A esa edad, sin embargo, todavía estaba lejos de llegar al ritmo de vida presente a mis 40 años. A los 30, igual que a los 20, corría de un lugar a otro y no tenía tiempo para nada. Redactaba correos electrónicos uno tras otro y buscaba dejar cerradas todas las cosas sin punto de apertura. Me presionaba por mis compromisos académicos hasta el límite del delirio. Destruía lo construido, si parecía distanciarse de mi objetivo final. Una niebla, como la de Unamuno, entorpecía mi visión.
La serenidad se conquista con los años. En algún momento de la vida, uno se topa con la posibilidad de acoger un estado de ánimo distinto, menos atropellado. La vida contemplativa despierta. La corriente del mundo, eléctrica, vibrante, torna su entusiasmo fluorescente en un bienestar tenue. El alma sigue tendiendo a la acción, aunque distanciada del siglo.
En un poema inédito, menciono a una persona en un laberinto que deja su espada a los pies de un minotauro, sorprendido. Comúnmente, la lógica del éxito apunta a un ir más allá. Los ejemplos del día a día resultan obvios. La gente quiere likes, seguidores, subscriptores, etc. Desean el puesto 1. Es cierto, la competencia favorece el desarrollo humano. La realidad se construye añadiendo, no restando. Pero después de pasar —en palabras de San Juan de la Cruz— los bosques y espesuras, los fuertes y fronteras, a veces a los 40 años, llega la ocasión cuando solo se construye restando.

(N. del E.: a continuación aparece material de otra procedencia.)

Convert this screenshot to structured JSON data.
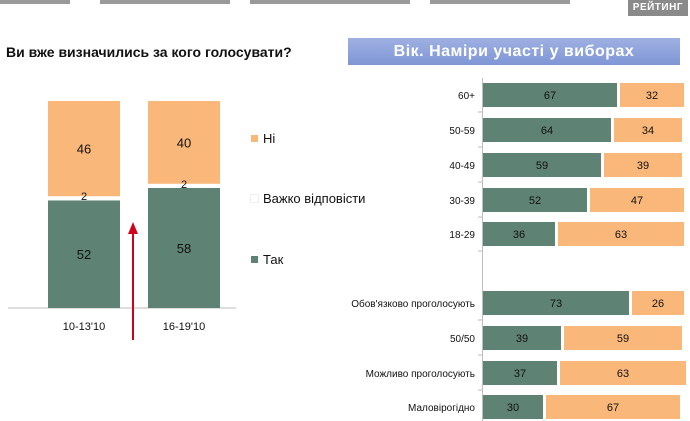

En mis paseos por el lago Xuanwu, en Nanjing, observo a la gente practicando distintas disciplinas. Muchos corren o caminan. No los menos, juegan badminton. Otros más practican Tai Chi o hacen malabarismo. Cuando las personas ejercitan la coreografia del Baduan Jin, se aprecia una actividad cultural deportiva arraigada en la identidad del espíritu chino miles de años atrás. En estos usos y costumbres carece de interés ninguna innovación excepcional, ningún rasgo de genio único e irrepetible. En cambio, cobra importancia la tradición, la identidad sostenida en el tiempo. La gente reproduce las costumbres de los antepasados, así como las costumbres las reproducirán las generaciones por venir.
Camino por el lago y las calles observando a las personas. Escucho sus palabras, miro sus gestos. Las veo andar en bicicleta. Conozco la moneda de 1 yuan. Sé que el color amarillo se reserva para los templos. Veo cómo funciona el metro y el tren. En una esquina cerca de casa, un grupo de personas se reúne con sus pajaritos en jaulas para ofrecerles un espacio de convivencia. Las jaulas, en ocasiones, tienen las puertas abiertas. A una hora temprana de la mañana, las nubes de vapor anuncian la venta de los panes y ravioles (baozi, jiaozi) y otros alimentos.
Probablemente, interpretando esto en clave literaria, no quede mal llamarlo poesía. Como en una pintura, contemplamos un pueblo milenario, suspendido un instante. En cuanto al ser humano en general, según lo han escrito autores como Dante, habiendo pasado la mitad del camino de la vida, la inconstancia de la edad anterior encontrará una constancia moderada en el mañana. La palabra ayer precipitada, impulsiva, sonará atemperada, templada, en un tono ni alto, ni bajo, ni sonriente, ni compungido. La palabra no guardará ninguna distancia con las cosas.